His career spanned more than seven decades during which he played many substantial roles in film, television and theatre, including most of the major Shakespearean parts, picking up many awards along the way.
Despite his huge success in The Sound Of Music it was a musical he did not like.
He had been known to describe it as The Sound Of Mucus.
More recently he was nominated for an Oscar for his turn in Sir Ridley Scott’s All The Money In The World, in which he replaced the disgraced Kevin Spacey in the role of J Paul Getty.
Amongst the most decorated in his field, Plummer won an Oscar, two Primetime Emmys, two Tony Awards, a Golden Globe, a Screen Actors Guild Award and a Bafta.
Arthur Christopher Orme Plummer was born in Toronto on December 13 1929.
He studied to become a concert pianist but soon developed a love for the theatre.
It was in Montreal that he began his professional career on stage and on the radio, both in French and English.
He then went on to star in many prize-winning productions on Broadway and in London’s West End, including the title role in the musical Cyrano for which he was awarded his first Tony.
Plummer was also a leading member of Britain’s National Theatre under Sir Laurence Olivier, and the Royal Shakespearean Company under Sir Peter Hall, where he won the London Evening Standard Best Actor award.
In its formative years, he played at the Stratford Festival of Canada.
His performance as King Lear garnered him his sixth Tony award.
His screen career began in 1958, and his film credits included The Man Who Would Be King, Battle of Britain, Waterloo, Malcolm X, Star Trek VI and Murder By Decree.
Plummer made more than 100 television appearances, including the Emmy-winning BBC production Hamlet at Elsinore, and a host of other award-winning productions.

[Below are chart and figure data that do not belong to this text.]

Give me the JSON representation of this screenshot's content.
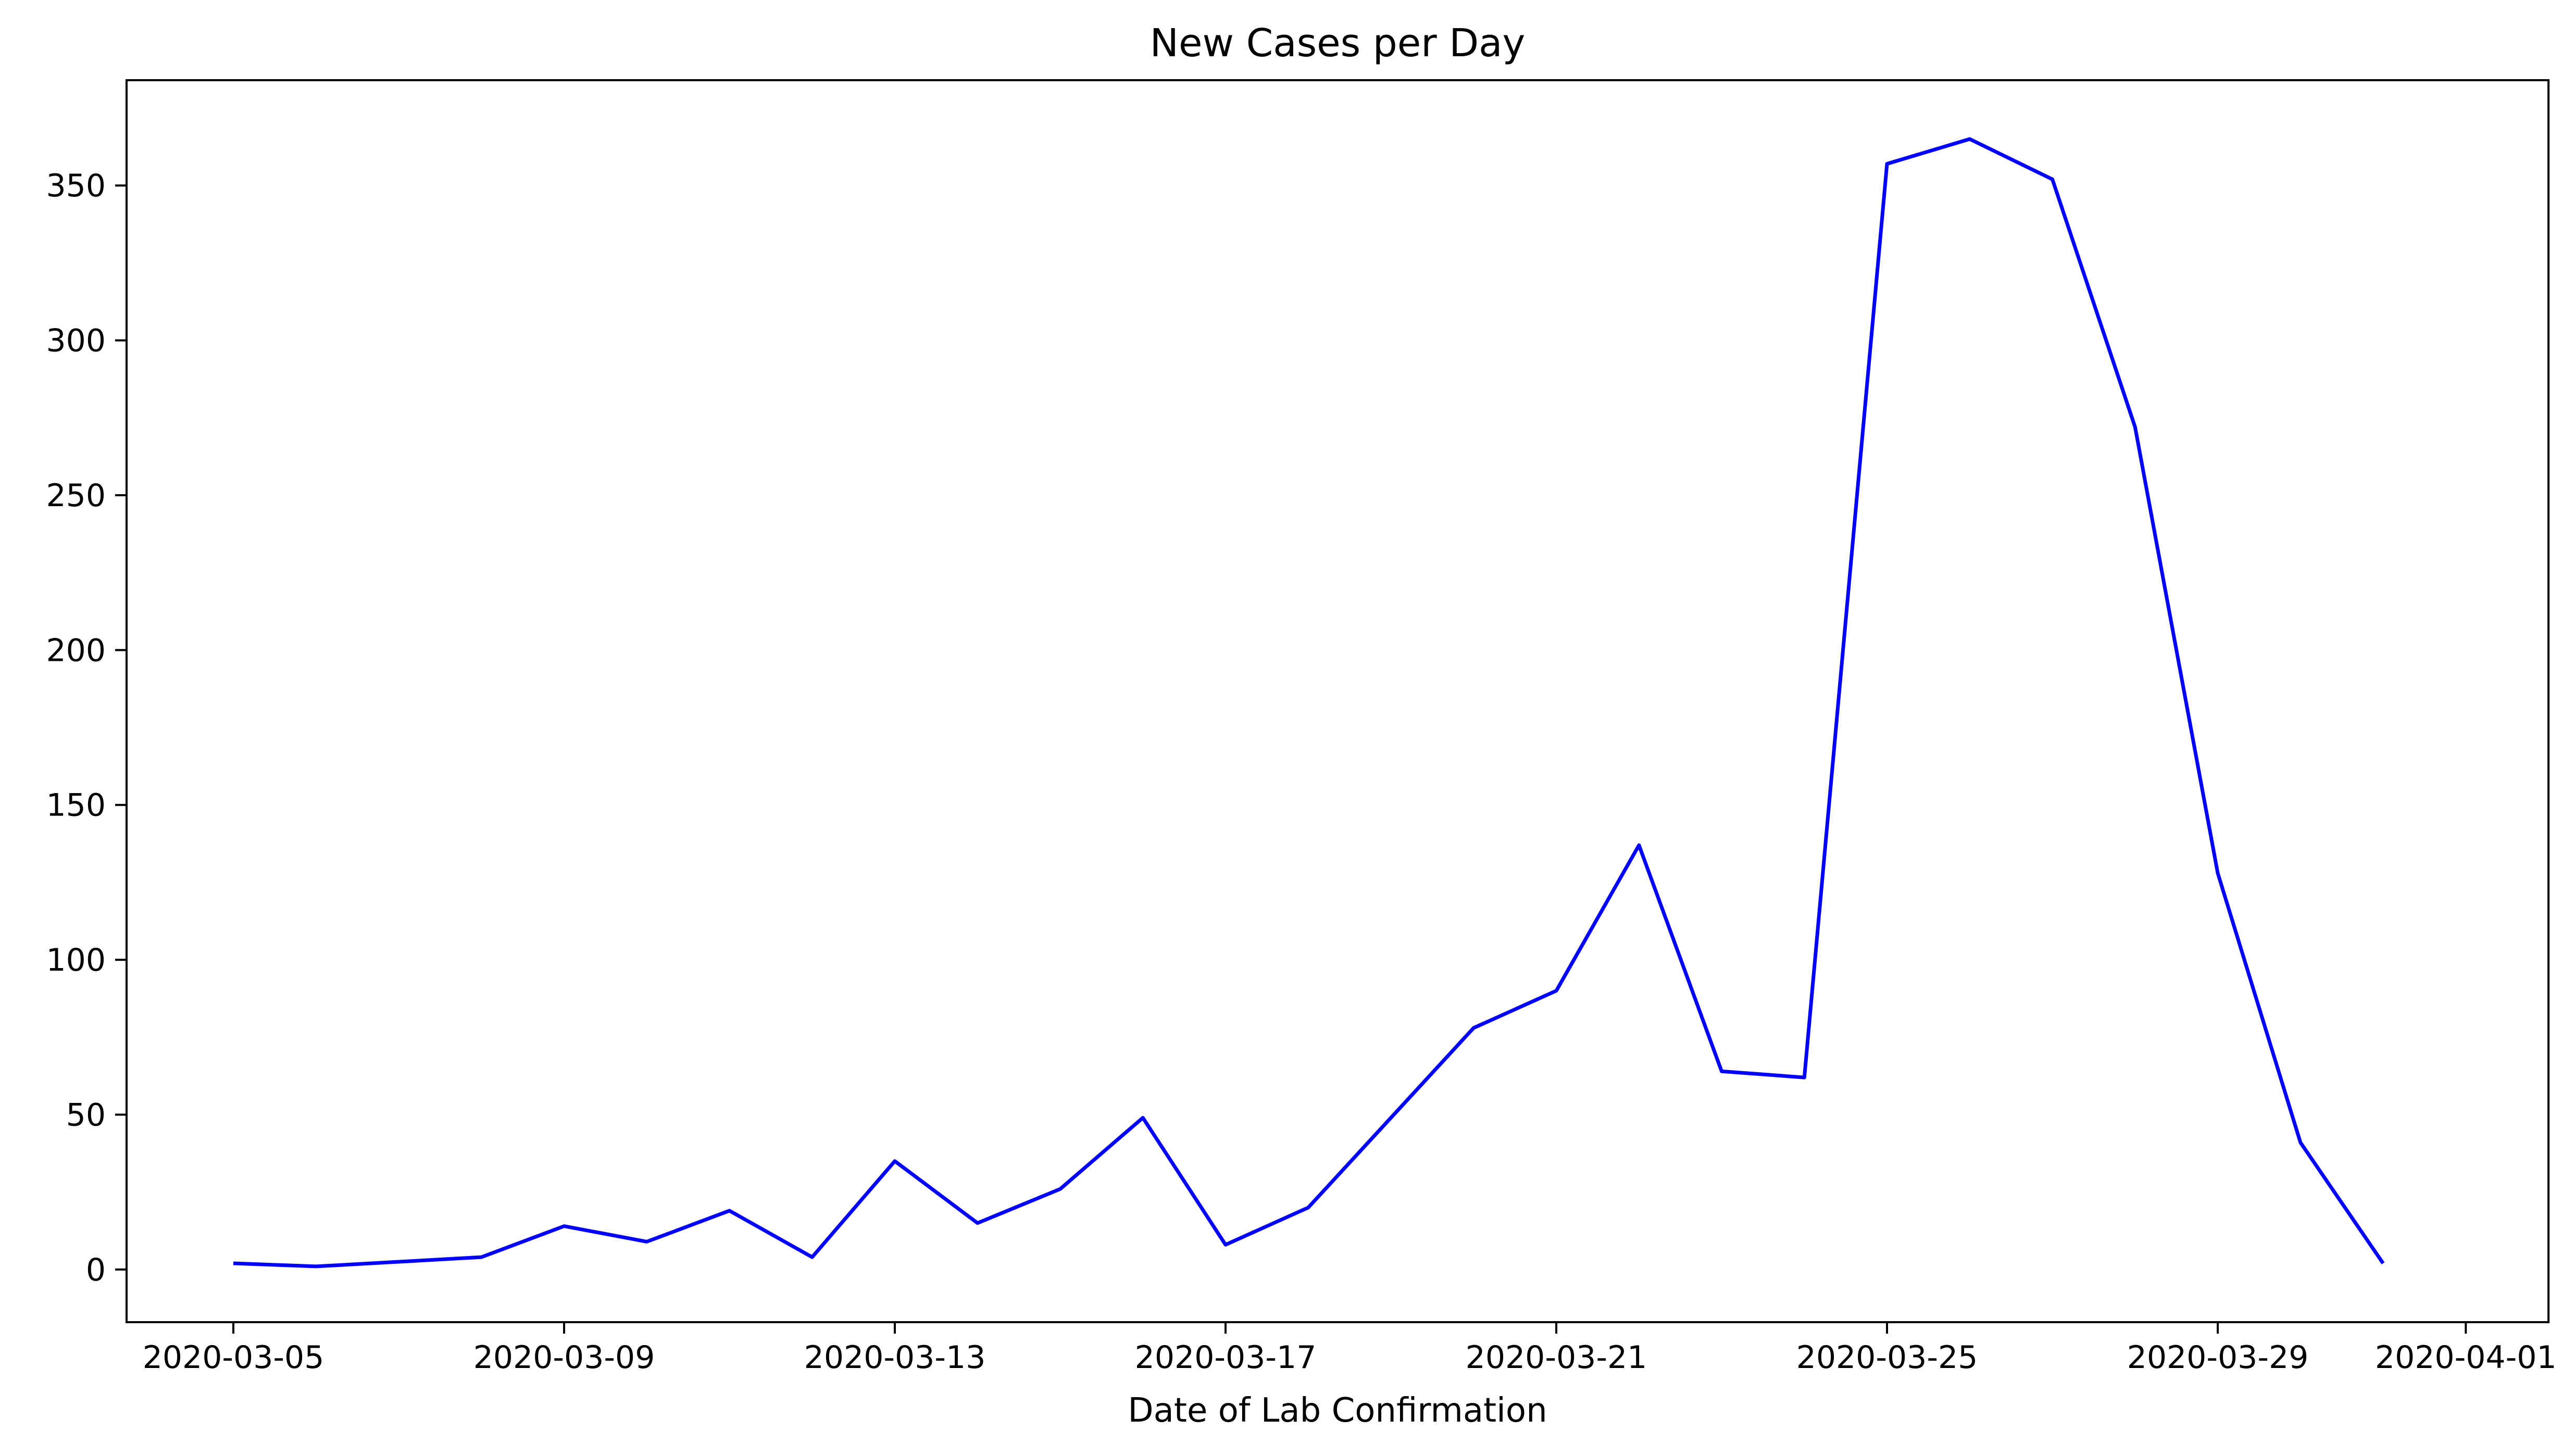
{
  "chart_data": {
    "type": "line",
    "title": "New Cases per Day",
    "xlabel": "Date of Lab Confirmation",
    "ylabel": "",
    "x_range": [
      "2020-03-03 17:00",
      "2020-04-02"
    ],
    "ylim": [
      -17,
      384
    ],
    "grid": false,
    "legend": "none",
    "x_ticks": [
      {
        "date": "2020-03-05",
        "label": "2020-03-05"
      },
      {
        "date": "2020-03-09",
        "label": "2020-03-09"
      },
      {
        "date": "2020-03-13",
        "label": "2020-03-13"
      },
      {
        "date": "2020-03-17",
        "label": "2020-03-17"
      },
      {
        "date": "2020-03-21",
        "label": "2020-03-21"
      },
      {
        "date": "2020-03-25",
        "label": "2020-03-25"
      },
      {
        "date": "2020-03-29",
        "label": "2020-03-29"
      },
      {
        "date": "2020-04-01",
        "label": "2020-04-01"
      }
    ],
    "y_ticks": [
      0,
      50,
      100,
      150,
      200,
      250,
      300,
      350
    ],
    "series": [
      {
        "color": "#0000ff",
        "points": [
          [
            "2020-03-05",
            2
          ],
          [
            "2020-03-06",
            1
          ],
          [
            "2020-03-08",
            4
          ],
          [
            "2020-03-09",
            14
          ],
          [
            "2020-03-10",
            9
          ],
          [
            "2020-03-11",
            19
          ],
          [
            "2020-03-12",
            4
          ],
          [
            "2020-03-13",
            35
          ],
          [
            "2020-03-14",
            15
          ],
          [
            "2020-03-15",
            26
          ],
          [
            "2020-03-16",
            49
          ],
          [
            "2020-03-17",
            8
          ],
          [
            "2020-03-18",
            20
          ],
          [
            "2020-03-20",
            78
          ],
          [
            "2020-03-21",
            90
          ],
          [
            "2020-03-22",
            137
          ],
          [
            "2020-03-23",
            64
          ],
          [
            "2020-03-24",
            62
          ],
          [
            "2020-03-25",
            357
          ],
          [
            "2020-03-26",
            365
          ],
          [
            "2020-03-27",
            352
          ],
          [
            "2020-03-28",
            272
          ],
          [
            "2020-03-29",
            128
          ],
          [
            "2020-03-30",
            41
          ],
          [
            "2020-03-31",
            2
          ]
        ]
      }
    ]
  }
}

His versatility knew no bounds, having also written for the stage, screen and concert hall.
He was the co-arranger of Shakespeare’s Henry V as a concert piece.

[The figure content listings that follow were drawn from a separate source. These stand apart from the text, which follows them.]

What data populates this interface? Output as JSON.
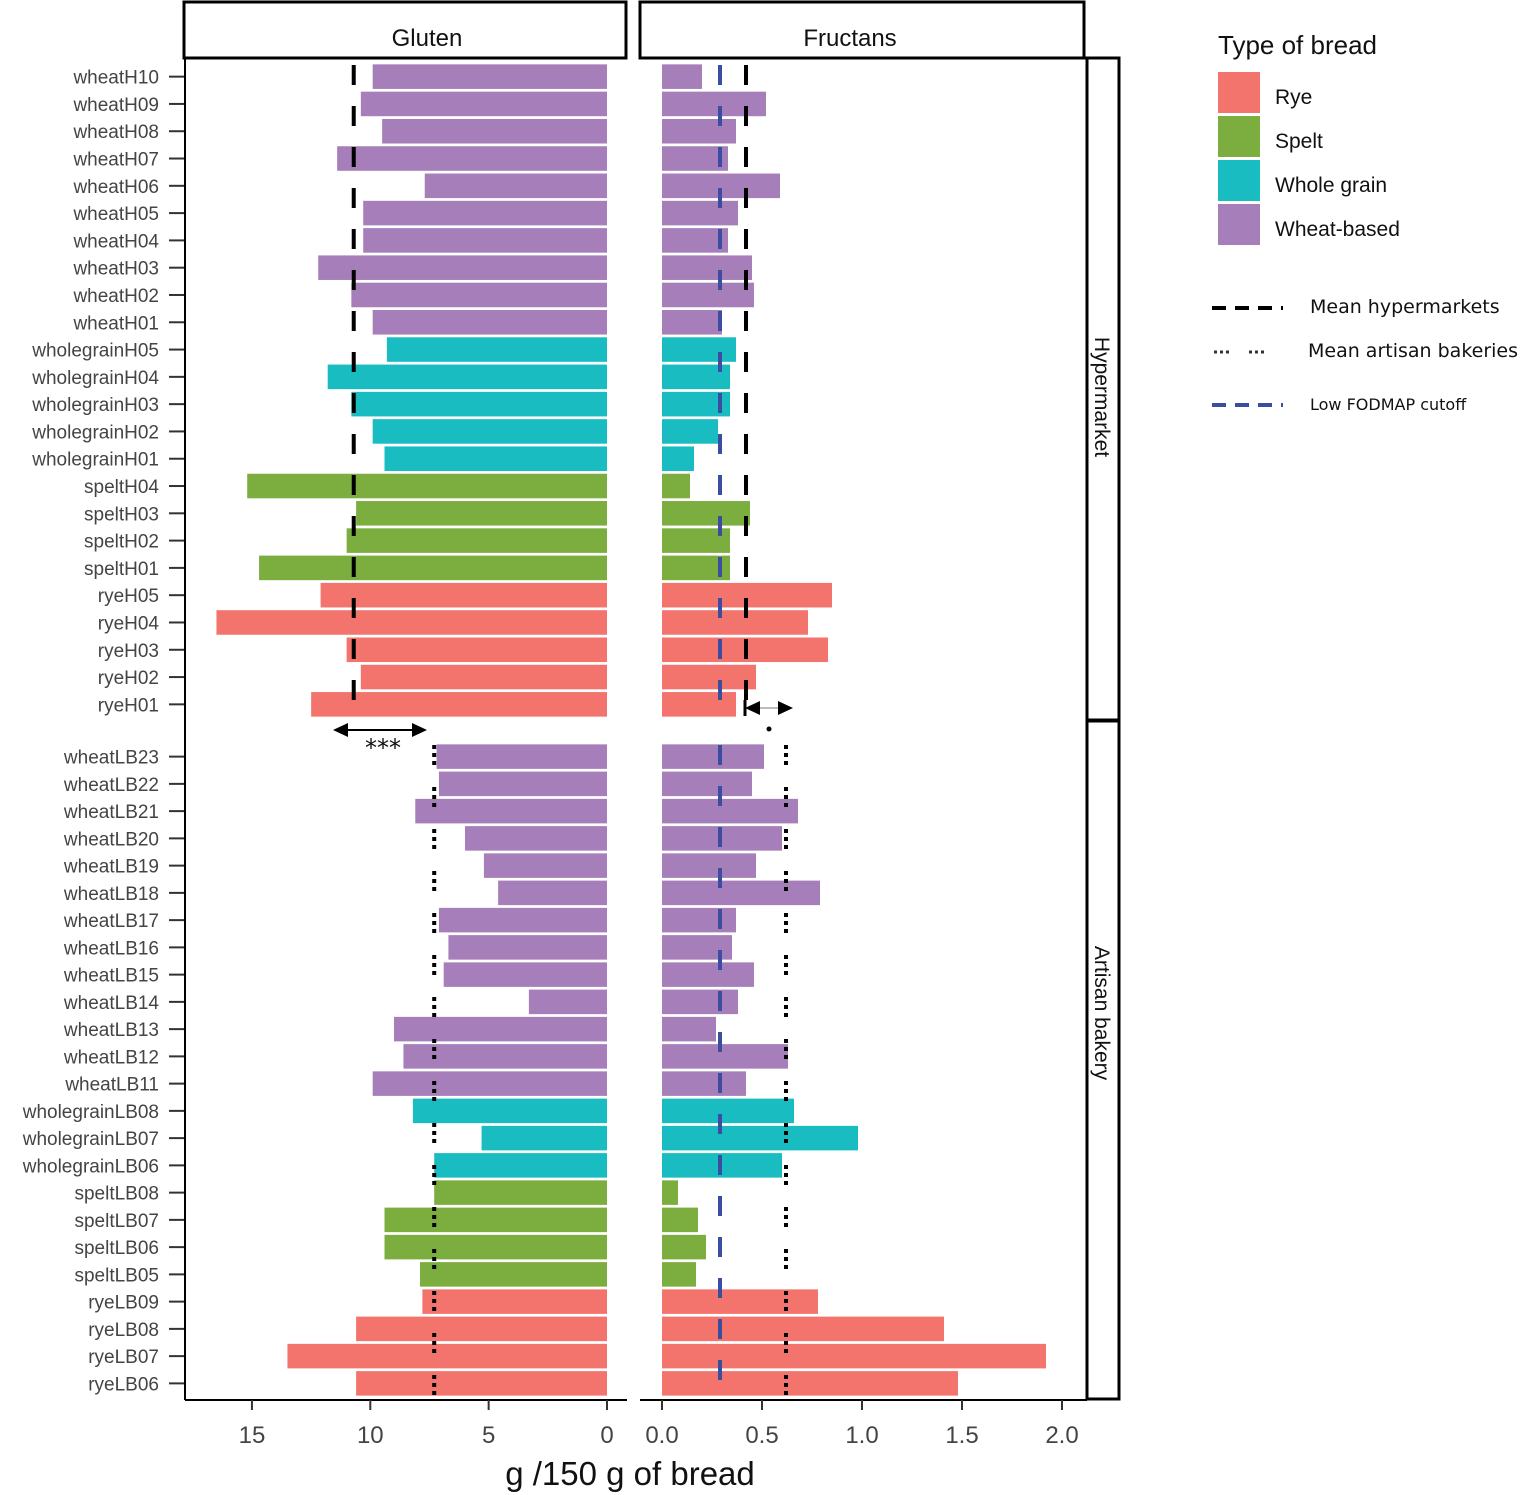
{
  "chart_data": {
    "type": "bar",
    "orientation": "horizontal",
    "xlabel": "g /150 g of bread",
    "panels": [
      {
        "name": "Gluten",
        "xlim": [
          0,
          18.5
        ],
        "reversed": true,
        "ticks": [
          0,
          5,
          10,
          15
        ],
        "tick_labels": [
          "0",
          "5",
          "10",
          "15"
        ]
      },
      {
        "name": "Fructans",
        "xlim": [
          0,
          2.1
        ],
        "reversed": false,
        "ticks": [
          0,
          0.5,
          1.0,
          1.5,
          2.0
        ],
        "tick_labels": [
          "0.0",
          "0.5",
          "1.0",
          "1.5",
          "2.0"
        ]
      }
    ],
    "facets": [
      {
        "name": "Hypermarket",
        "mean_gluten": 10.7,
        "mean_fructans": 0.42,
        "rows": [
          {
            "label": "wheatH10",
            "type": "Wheat-based",
            "gluten": 9.9,
            "fructans": 0.2
          },
          {
            "label": "wheatH09",
            "type": "Wheat-based",
            "gluten": 10.4,
            "fructans": 0.52
          },
          {
            "label": "wheatH08",
            "type": "Wheat-based",
            "gluten": 9.5,
            "fructans": 0.37
          },
          {
            "label": "wheatH07",
            "type": "Wheat-based",
            "gluten": 11.4,
            "fructans": 0.33
          },
          {
            "label": "wheatH06",
            "type": "Wheat-based",
            "gluten": 7.7,
            "fructans": 0.59
          },
          {
            "label": "wheatH05",
            "type": "Wheat-based",
            "gluten": 10.3,
            "fructans": 0.38
          },
          {
            "label": "wheatH04",
            "type": "Wheat-based",
            "gluten": 10.3,
            "fructans": 0.33
          },
          {
            "label": "wheatH03",
            "type": "Wheat-based",
            "gluten": 12.2,
            "fructans": 0.45
          },
          {
            "label": "wheatH02",
            "type": "Wheat-based",
            "gluten": 10.8,
            "fructans": 0.46
          },
          {
            "label": "wheatH01",
            "type": "Wheat-based",
            "gluten": 9.9,
            "fructans": 0.3
          },
          {
            "label": "wholegrainH05",
            "type": "Whole grain",
            "gluten": 9.3,
            "fructans": 0.37
          },
          {
            "label": "wholegrainH04",
            "type": "Whole grain",
            "gluten": 11.8,
            "fructans": 0.34
          },
          {
            "label": "wholegrainH03",
            "type": "Whole grain",
            "gluten": 10.8,
            "fructans": 0.34
          },
          {
            "label": "wholegrainH02",
            "type": "Whole grain",
            "gluten": 9.9,
            "fructans": 0.28
          },
          {
            "label": "wholegrainH01",
            "type": "Whole grain",
            "gluten": 9.4,
            "fructans": 0.16
          },
          {
            "label": "speltH04",
            "type": "Spelt",
            "gluten": 15.2,
            "fructans": 0.14
          },
          {
            "label": "speltH03",
            "type": "Spelt",
            "gluten": 10.6,
            "fructans": 0.44
          },
          {
            "label": "speltH02",
            "type": "Spelt",
            "gluten": 11.0,
            "fructans": 0.34
          },
          {
            "label": "speltH01",
            "type": "Spelt",
            "gluten": 14.7,
            "fructans": 0.34
          },
          {
            "label": "ryeH05",
            "type": "Rye",
            "gluten": 12.1,
            "fructans": 0.85
          },
          {
            "label": "ryeH04",
            "type": "Rye",
            "gluten": 16.5,
            "fructans": 0.73
          },
          {
            "label": "ryeH03",
            "type": "Rye",
            "gluten": 11.0,
            "fructans": 0.83
          },
          {
            "label": "ryeH02",
            "type": "Rye",
            "gluten": 10.4,
            "fructans": 0.47
          },
          {
            "label": "ryeH01",
            "type": "Rye",
            "gluten": 12.5,
            "fructans": 0.37
          }
        ]
      },
      {
        "name": "Artisan bakery",
        "mean_gluten": 7.3,
        "mean_fructans": 0.62,
        "rows": [
          {
            "label": "wheatLB23",
            "type": "Wheat-based",
            "gluten": 7.2,
            "fructans": 0.51
          },
          {
            "label": "wheatLB22",
            "type": "Wheat-based",
            "gluten": 7.1,
            "fructans": 0.45
          },
          {
            "label": "wheatLB21",
            "type": "Wheat-based",
            "gluten": 8.1,
            "fructans": 0.68
          },
          {
            "label": "wheatLB20",
            "type": "Wheat-based",
            "gluten": 6.0,
            "fructans": 0.6
          },
          {
            "label": "wheatLB19",
            "type": "Wheat-based",
            "gluten": 5.2,
            "fructans": 0.47
          },
          {
            "label": "wheatLB18",
            "type": "Wheat-based",
            "gluten": 4.6,
            "fructans": 0.79
          },
          {
            "label": "wheatLB17",
            "type": "Wheat-based",
            "gluten": 7.1,
            "fructans": 0.37
          },
          {
            "label": "wheatLB16",
            "type": "Wheat-based",
            "gluten": 6.7,
            "fructans": 0.35
          },
          {
            "label": "wheatLB15",
            "type": "Wheat-based",
            "gluten": 6.9,
            "fructans": 0.46
          },
          {
            "label": "wheatLB14",
            "type": "Wheat-based",
            "gluten": 3.3,
            "fructans": 0.38
          },
          {
            "label": "wheatLB13",
            "type": "Wheat-based",
            "gluten": 9.0,
            "fructans": 0.27
          },
          {
            "label": "wheatLB12",
            "type": "Wheat-based",
            "gluten": 8.6,
            "fructans": 0.63
          },
          {
            "label": "wheatLB11",
            "type": "Wheat-based",
            "gluten": 9.9,
            "fructans": 0.42
          },
          {
            "label": "wholegrainLB08",
            "type": "Whole grain",
            "gluten": 8.2,
            "fructans": 0.66
          },
          {
            "label": "wholegrainLB07",
            "type": "Whole grain",
            "gluten": 5.3,
            "fructans": 0.98
          },
          {
            "label": "wholegrainLB06",
            "type": "Whole grain",
            "gluten": 7.3,
            "fructans": 0.6
          },
          {
            "label": "speltLB08",
            "type": "Spelt",
            "gluten": 7.3,
            "fructans": 0.08
          },
          {
            "label": "speltLB07",
            "type": "Spelt",
            "gluten": 9.4,
            "fructans": 0.18
          },
          {
            "label": "speltLB06",
            "type": "Spelt",
            "gluten": 9.4,
            "fructans": 0.22
          },
          {
            "label": "speltLB05",
            "type": "Spelt",
            "gluten": 7.9,
            "fructans": 0.17
          },
          {
            "label": "ryeLB09",
            "type": "Rye",
            "gluten": 7.8,
            "fructans": 0.78
          },
          {
            "label": "ryeLB08",
            "type": "Rye",
            "gluten": 10.6,
            "fructans": 1.41
          },
          {
            "label": "ryeLB07",
            "type": "Rye",
            "gluten": 13.5,
            "fructans": 1.92
          },
          {
            "label": "ryeLB06",
            "type": "Rye",
            "gluten": 10.6,
            "fructans": 1.48
          }
        ]
      }
    ],
    "low_fodmap_cutoff_fructans": 0.29,
    "significance": [
      {
        "panel": "Gluten",
        "label": "***",
        "from_mean": "Hypermarket",
        "to_mean": "Artisan bakery"
      },
      {
        "panel": "Fructans",
        "label": ".",
        "from_mean": "Hypermarket",
        "to_mean": "Artisan bakery"
      }
    ],
    "legend": {
      "title": "Type of bread",
      "placement": "right",
      "fills": [
        {
          "label": "Rye",
          "color": "#F3746D"
        },
        {
          "label": "Spelt",
          "color": "#7CAE3F"
        },
        {
          "label": "Whole grain",
          "color": "#19BDC1"
        },
        {
          "label": "Wheat-based",
          "color": "#A67FBA"
        }
      ],
      "lines": [
        {
          "label": "Mean hypermarkets",
          "style": "dashed",
          "color": "#000000"
        },
        {
          "label": "Mean artisan bakeries",
          "style": "dotted",
          "color": "#000000"
        },
        {
          "label": "Low FODMAP cutoff",
          "style": "dashed",
          "color": "#3A4DA0"
        }
      ]
    }
  }
}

He performed it and other works with the New York Philharmonic and Symphony orchestras at venues throughout Britain, the United States and Canada.
Plummer was inducted into the American Theatre’s Hall of Fame in 1986 and into Canada’s Walk of Fame in 1997.
He won the Oscar for best supporting actor at the age of 82 for Beginners in 2010, becoming the oldest person to win an acting award.
However, it was his performance as frugal billionaire J Paul Getty in Sir Ridley Scott’s All The Money In The World that earned him the greatest plaudits in his final years.
Plummer was signed up to replace Spacey, who had become embroiled in Hollywood’s sexual harassment and abuse scandal, in hastily organised re-shoots costing millions less than two months before the film’s world premiere.
He received an Oscar nod at the age of 88, making him the oldest person to be nominated in an acting category.
At the age of 89, he appeared in a leading role in Departure, a 2019 Canadian-British TV series about the disappearance of a trans-Atlantic flight.
Among his final big screen roles was murder mystery Knives Out in which he played Harlan Thrombey, the patriarch of a wealthy, dysfunctional family, opposite Daniel Craig’s private detective.
He is survived by his third wife, Elaine Taylor, whom he married in 1970, and his actress daughter Amanda Plummer, from his first marriage to actress Tammy Grimes.